Books I read in 2010

Amigos! It’s time for my annual summing up of books I read during the year. As you can see on the chart above (click for larger size), my new interest for Japan is reflected in my choice of books – 7 out of 17 novels have Japanese authors. I’ve also continued my research of sexualities, as can be seen in the non-fiction department, as well as read some autobiographies by interesting people – Michael Davidson’s The World, the Flesh and Myself being the most inspiring one.

I usually have one “discovery” every year, meaning one author whom I become so obsessed with that I want to read everything by him or her, someone who stays with you for a very long time. They have been Camille Paglia, Joe Keenan, Witold Gombrowicz, Tennessee Williams, Joe Orton, Plato.

This year’s discovery was Yukio Mishima, without doubt. He’s up there with Gombrowicz. I’m currently reading The Temple of the Golden Pavilion, but that one will feature on next year’s chart since I haven’t finished it yet.

Thanks dear friends for this year. I’m going out shopping for our improvised Neukölln “Silvester” dinner now. HAPPY NEW YEAR!!!

7 thoughts on “Books I read in 2010

  1. It was very academic, in the sense that the point is made pretty early (and clearly) in each chapter, and the rest is a bit for reference, with lengthy quotes etc that prove the point over and over. So you got to speed read sometimes.

    The main point of the book is that almost every orifice, be it in a woman, a boy or a slave, was fair trade for the free man, as long as he played the active part.

    Williams also explains very good the differences between the Greek and the Roman culture.

    And he begins with explaining that he doesn’t really mean “homosexuality” by “homosexuality”, but that he chooses to use the word nevertheless. A sympathetic notion, according to me.

    I found it very good. It’s a natural follow-up of Dover’s classic Greek Homosexuality, which you should begin with if you haven’t read it. (Dover’s is basically the only work one needs to read about “homosexuality” in ancient Greece, and Patzer of course: Die griechische Knabenliebe.)

    PS: Guess how many minutes I stood in line at Kaiser’s (my grocery shop) just now – the one who comes closest gets a hug!

  2. selection of my reading list

    the postman always rings twice (james cain)

    the immoralist

    journal of an innocent (duvert)

    the makioka sisters (tanizaki)

    the bloody chamber (angela carter)

    giovanni’s room

    schijnbewegingen (Dutch trilogy about a gay teenager working as a male prostitute in Victorian London, during the Wilde trials, the books are written especially for teenagers)

    the garden party (mansfield)

    the tender prey (paul bowles)

    lizard (banana yoshitomo)

    some books of Dutch journalists living in the Middle East

    and tolstoi’s anna karenina

    best wishes for 2011!

  3. @Karl
    I guess you could call it homosexuality if we would have been using the word for just that: sexuality.

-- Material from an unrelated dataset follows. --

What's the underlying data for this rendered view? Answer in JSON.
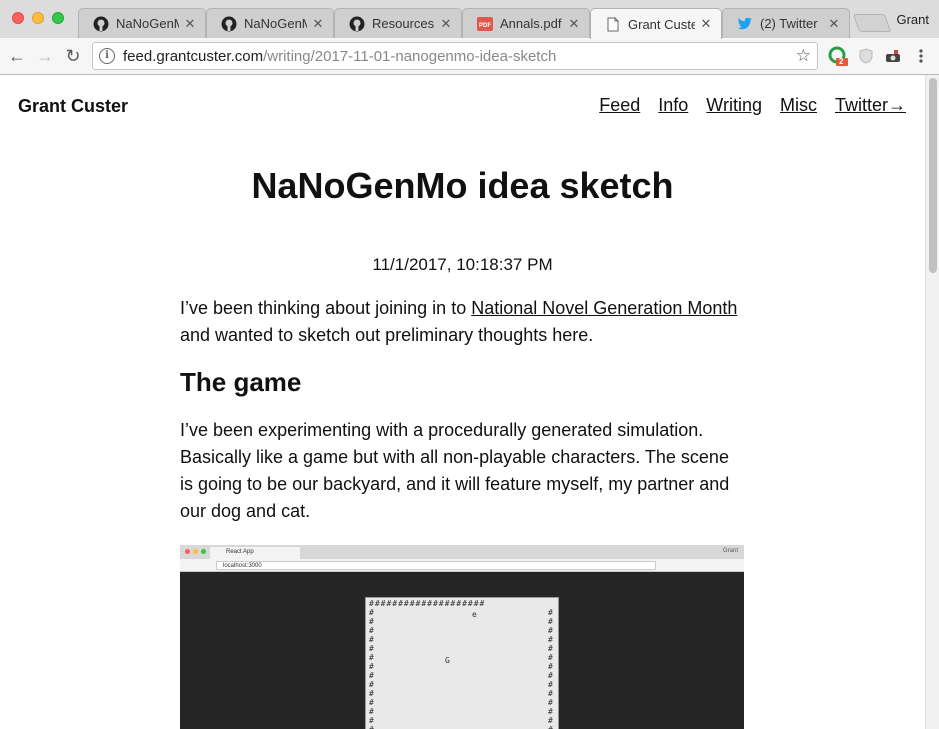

Wouldn’t that make sense? Homosexuality when it’s about males doing males and homophilia when it’s actually about love, relationships etc?

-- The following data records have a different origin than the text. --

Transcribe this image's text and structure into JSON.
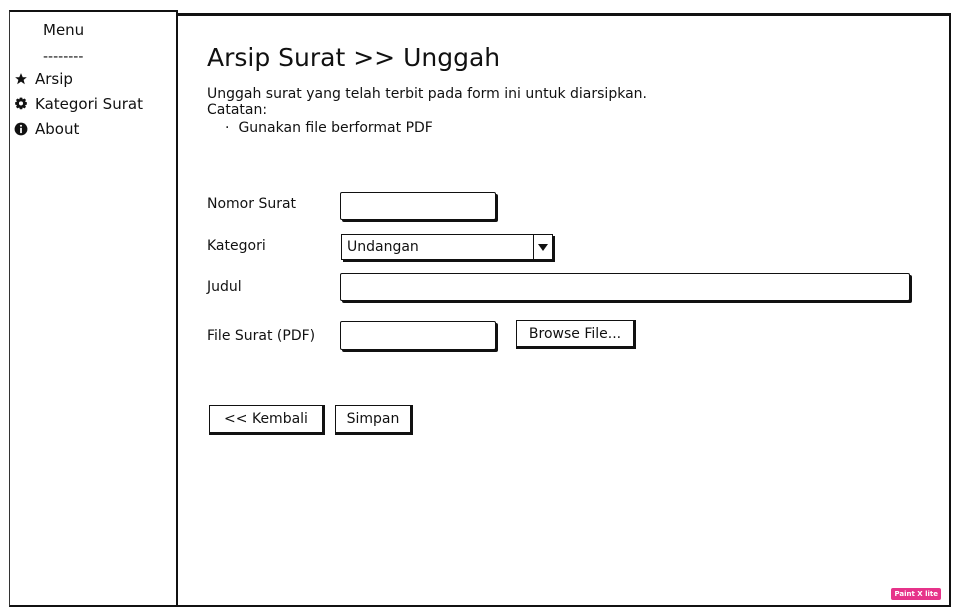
{
  "sidebar": {
    "menu_title": "Menu",
    "separator": "--------",
    "items": [
      {
        "label": "Arsip",
        "icon": "star-icon"
      },
      {
        "label": "Kategori Surat",
        "icon": "gear-icon"
      },
      {
        "label": "About",
        "icon": "info-icon"
      }
    ]
  },
  "page": {
    "title": "Arsip Surat >> Unggah",
    "description": "Unggah surat yang telah terbit pada form ini untuk diarsipkan.",
    "note_label": "Catatan:",
    "bullet_symbol": "·",
    "note_bullet": "Gunakan file berformat PDF"
  },
  "form": {
    "nomor_surat": {
      "label": "Nomor Surat",
      "value": ""
    },
    "kategori": {
      "label": "Kategori",
      "selected": "Undangan"
    },
    "judul": {
      "label": "Judul",
      "value": ""
    },
    "file_surat": {
      "label": "File Surat (PDF)",
      "value": "",
      "browse_label": "Browse File..."
    }
  },
  "buttons": {
    "back_label": "<< Kembali",
    "save_label": "Simpan"
  },
  "watermark": "Paint X lite",
  "colors": {
    "stroke": "#111111",
    "background": "#ffffff",
    "badge": "#e6338a"
  }
}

    My worst was ~20 minutes in a REWE on a normal Sunday :s

    I read the first part of schijnbewegingen (It’s called “Ich, Adrian Mayfield” in German) and liked it but I heard the second part isn’t as good?

    I love how the author refused to authorise an English translation because they wanted to censor the naughty scenes 😀 On the other hand ‘tho I would like to get an English version to let some friends read it. Oh well.